Every year, since 2015, the Abwab exhibition at Dubai Design Week, plays host to designers, curators and even design studios from across the Middle East, North Africa and South Asia. It is fitting that the exhibition is titled Abwab, which translates to ‘doors’ in Arabic. It is in these very pavilions, dedicated to various countries within the region, that local and regional talent is celebrated. More importantly, with art and design as the fulcrum, the annually remodelled exhibition is much like a portal that opens up new conversations about cultures, thereby prompting an exchange of information and experiences. This year, at the fifth edition of Dubai Design Week, Abwab designers worked with the artistic brief of recreating the local classrooms of their cultures. Highly interactive, the installations at each pavilion afforded visitors an engaging experience.
With The Busride Design Studio at its helm, the Indian Pavilion highlighted the country’s age-old tradition of storytelling and the passage of myth over time. The pavilion titled ‘Qissa Ghar’ underscored India’s rich plurality in many ways as it sought to retell a selection of creation myths from cultures across the country. Ayaz and Zameer Basrai, co-founders of the Goa-based design studio, are no stranger to weaving a narrative within the spaces they design. They have worked on a range of hospitality and entertainment projects, and immersive media and film. Ayaz also heads the Busride Lab, which works in the realm of heritage conservation and research and development of community-centric ideas that envision a better world.

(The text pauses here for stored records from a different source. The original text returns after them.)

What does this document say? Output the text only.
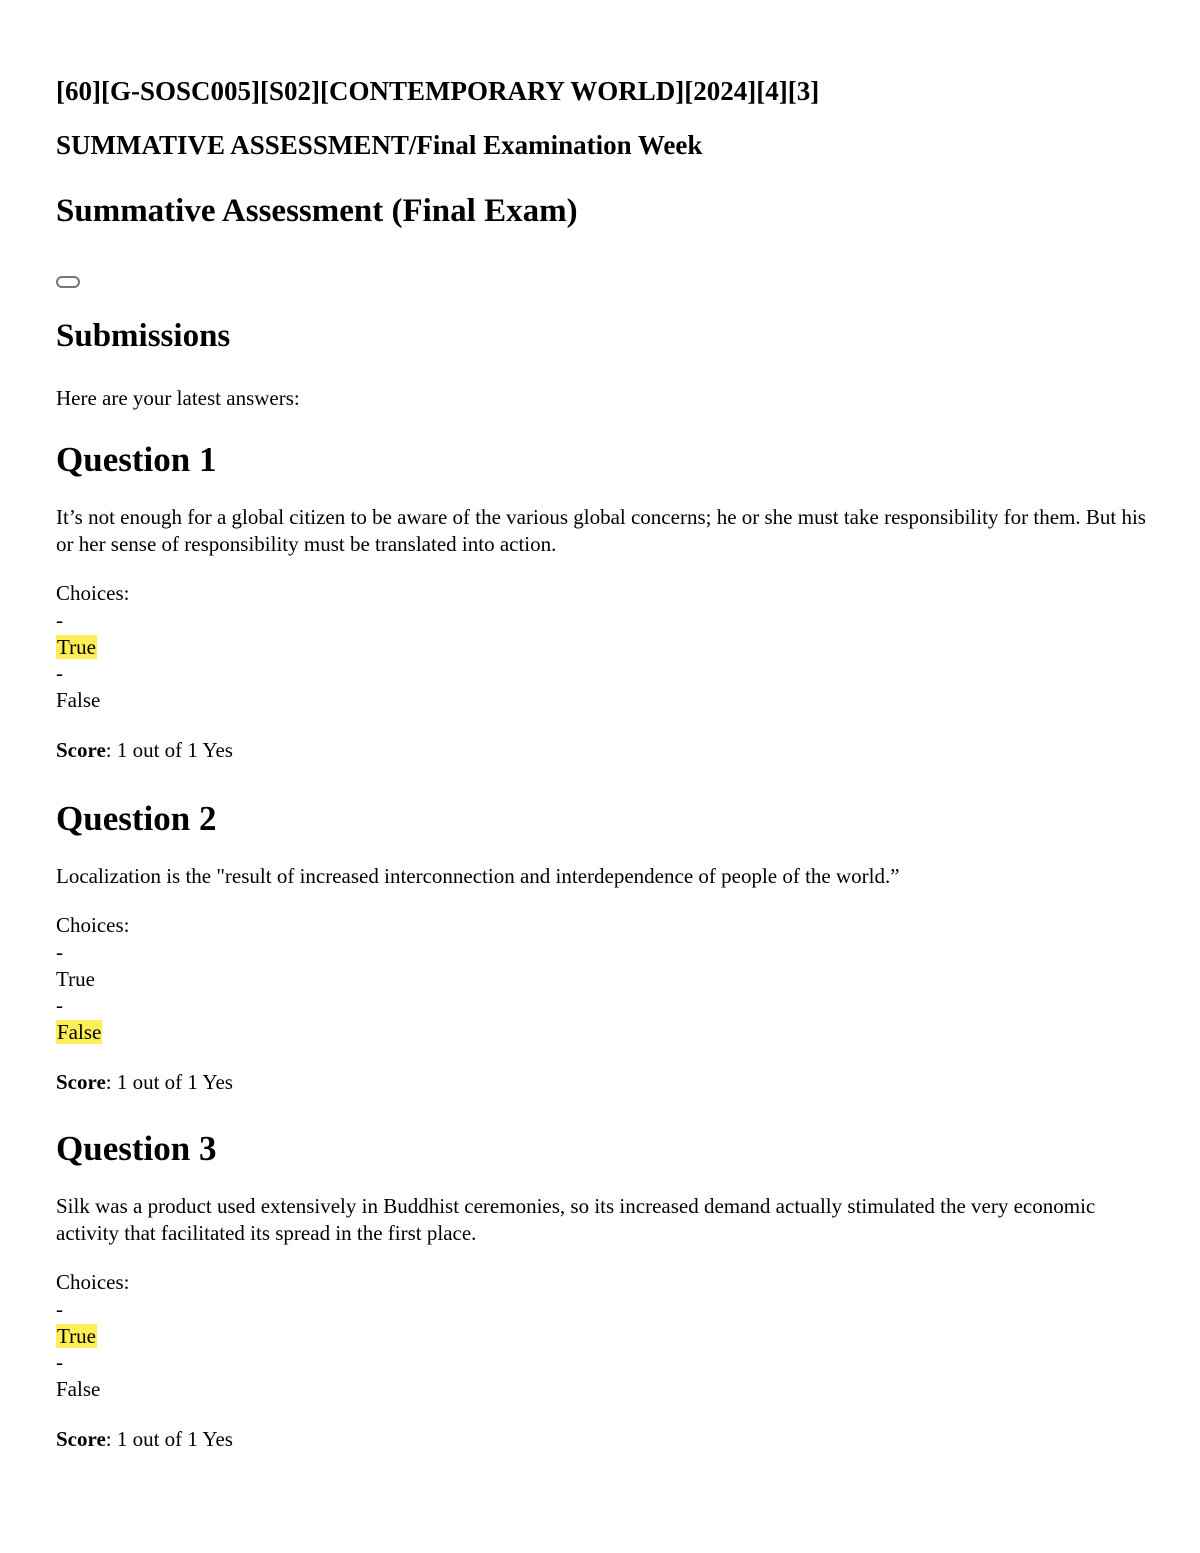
[60][G-SOSC005][S02][CONTEMPORARY WORLD][2024][4][3]
SUMMATIVE ASSESSMENT/Final Examination Week
Summative Assessment (Final Exam)
Submissions

Here are your latest answers:

Question 1

It’s not enough for a global citizen to be aware of the various global concerns; he or she must take responsibility for them. But his or her sense of responsibility must be translated into action.

Choices:
-
True
-
False
Score: 1 out of 1 Yes
Question 2

Localization is the "result of increased interconnection and interdependence of people of the world.”

Choices:
-
True
-
False
Score: 1 out of 1 Yes
Question 3

Silk was a product used extensively in Buddhist ceremonies, so its increased demand actually stimulated the very economic activity that facilitated its spread in the first place.

Choices:
-
True
-
False
Score: 1 out of 1 Yes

“The underlying theme of this year is “Ways of Learning”, a theme that resonates very closely with the work that we do. Throughout history, stories have been the way we hold information. Retelling takes on a slight nuance, and that belongs solely to the storyteller. The Qissa Ghar is literally a microcosm of India, and we wanted our pavilion to focus on the abstractions of age-old creation myths that abound in the Tribal regions of the country,” explains Ayaz Basrai.
‘Qissa’ translates to fable in Arabic and is a term that refers to the tradition of oral storytelling in several Indian cultures. The Indian pavilion’s labyrinthine form played home to India’s multifarious creation myths. To give form to the pavilion, the studio worked in collaboration with architect Fernando Velho whose work and passion extends to heritage and conservation. Taking a cue from the original tessellation of the stone paving at the Taj Mahal, Agra, Qissa Ghar was turned into an immersive experience for the visitor who engaged with the suspended Khadi fabric lamps that use old-world materials and processes like stained glass and wood carving.
The Busride Design studio worked with seven contemporary artists whose works were translated onto these “scattered epiphany lamps” by textile designer Mansee Badve who is empanelled with the Indian Ministry of Textiles. The pavilion was supported by Artisan Connect, a CSR initiative by Pidilite.